From Ellen Siever’s “What Is the X Window System” (O’Reilly Media: 25 August 2005):

X was intentionally designed to provide the low-level mechanism for managing the graphics display, but not to have any control over what is displayed. This means that X has never been locked into a single way of doing things; instead, it has the flexibility to be used in many different ways. Both the simplest window manager and the most complex desktop environment can, and do, use the X Window System to manage the display.

When you run the X Window System, the X server manages the display, based on requests from the window manager. The window manager is an application that is itself an X client, with responsibility for managing the appearance and placement of the windows on the screen.

X itself has no role in determining the appearance of the screen, or what users are allowed to do with windows. That is the job of the window manager. For example, some window managers allow you to double-click in a window’s title bar and roll up the window into the title bar like rolling up a window shade (this is referred to as shading). Other window managers don’t have that feature. X doesn’t care; it’s a window manager concern. The X server’s job is to provide the low-level support so the window manager and other applications can shade or not, as they choose.

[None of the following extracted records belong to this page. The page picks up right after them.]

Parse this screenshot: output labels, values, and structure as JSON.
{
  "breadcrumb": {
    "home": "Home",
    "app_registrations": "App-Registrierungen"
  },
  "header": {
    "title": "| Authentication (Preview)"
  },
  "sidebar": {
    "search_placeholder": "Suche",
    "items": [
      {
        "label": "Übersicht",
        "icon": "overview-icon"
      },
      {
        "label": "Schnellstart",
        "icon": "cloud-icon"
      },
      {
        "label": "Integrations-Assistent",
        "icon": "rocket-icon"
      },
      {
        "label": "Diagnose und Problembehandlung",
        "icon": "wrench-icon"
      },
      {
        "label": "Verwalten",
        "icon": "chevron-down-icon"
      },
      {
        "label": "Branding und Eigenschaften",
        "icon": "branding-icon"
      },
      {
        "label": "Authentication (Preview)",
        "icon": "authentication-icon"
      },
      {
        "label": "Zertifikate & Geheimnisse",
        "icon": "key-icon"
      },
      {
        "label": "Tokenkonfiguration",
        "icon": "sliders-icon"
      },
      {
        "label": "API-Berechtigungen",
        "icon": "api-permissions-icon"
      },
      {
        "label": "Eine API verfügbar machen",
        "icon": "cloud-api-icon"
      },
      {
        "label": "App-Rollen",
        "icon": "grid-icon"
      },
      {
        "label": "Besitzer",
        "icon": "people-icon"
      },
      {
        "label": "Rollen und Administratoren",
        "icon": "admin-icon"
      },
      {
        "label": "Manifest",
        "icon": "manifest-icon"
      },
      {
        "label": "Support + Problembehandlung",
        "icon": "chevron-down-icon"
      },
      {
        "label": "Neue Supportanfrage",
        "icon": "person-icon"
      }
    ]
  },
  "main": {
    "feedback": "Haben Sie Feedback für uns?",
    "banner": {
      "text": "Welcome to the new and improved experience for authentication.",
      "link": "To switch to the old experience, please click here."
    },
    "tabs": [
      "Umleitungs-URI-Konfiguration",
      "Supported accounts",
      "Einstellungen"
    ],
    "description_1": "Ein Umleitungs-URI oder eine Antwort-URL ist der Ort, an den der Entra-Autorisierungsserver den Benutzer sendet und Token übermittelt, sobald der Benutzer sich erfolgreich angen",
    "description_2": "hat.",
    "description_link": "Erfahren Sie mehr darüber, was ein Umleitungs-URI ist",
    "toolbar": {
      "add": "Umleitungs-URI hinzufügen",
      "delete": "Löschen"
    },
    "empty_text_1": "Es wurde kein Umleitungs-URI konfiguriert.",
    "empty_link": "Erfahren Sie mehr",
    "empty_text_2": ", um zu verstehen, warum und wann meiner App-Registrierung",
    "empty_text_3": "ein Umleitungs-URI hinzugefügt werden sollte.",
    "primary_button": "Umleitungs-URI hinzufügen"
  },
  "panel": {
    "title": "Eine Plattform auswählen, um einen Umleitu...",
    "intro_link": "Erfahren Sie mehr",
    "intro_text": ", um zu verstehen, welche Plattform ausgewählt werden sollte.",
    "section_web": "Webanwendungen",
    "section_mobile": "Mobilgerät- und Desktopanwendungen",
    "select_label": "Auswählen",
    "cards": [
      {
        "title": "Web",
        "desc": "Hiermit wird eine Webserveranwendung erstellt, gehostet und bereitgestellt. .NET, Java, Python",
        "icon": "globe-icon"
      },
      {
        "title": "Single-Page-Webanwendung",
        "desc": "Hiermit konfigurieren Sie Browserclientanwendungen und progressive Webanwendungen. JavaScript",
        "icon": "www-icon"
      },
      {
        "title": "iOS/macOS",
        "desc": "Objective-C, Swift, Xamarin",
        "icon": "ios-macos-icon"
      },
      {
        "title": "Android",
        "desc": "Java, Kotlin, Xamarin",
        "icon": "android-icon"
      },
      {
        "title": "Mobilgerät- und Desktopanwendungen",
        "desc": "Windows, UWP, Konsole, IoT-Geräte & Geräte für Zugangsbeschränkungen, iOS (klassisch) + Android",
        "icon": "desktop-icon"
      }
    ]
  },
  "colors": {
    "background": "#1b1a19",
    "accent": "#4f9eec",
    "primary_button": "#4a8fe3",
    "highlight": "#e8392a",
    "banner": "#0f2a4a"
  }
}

The X server manages the display hardware. The server captures input events from the user via keyboard or mouse (or other input device) and passes the information to a client application that has requested it. It also receives requests from the application to perform some graphical action. For example, if you use your mouse to move a window on the screen, the X server passes the information to the window manager, which responds by telling the server where to reposition the window, and the X server performs the action. If the client is a calculator, such as xcalc, it might request that digits be displayed into the window as the user clicks on buttons to enter a number.

The window manager controls the general operation of the window system; in particular, it controls the geometry and aesthetics of your X display. With the window manager you can change the size and position of windows on the display, reshuffle windows in a window stack, and so on.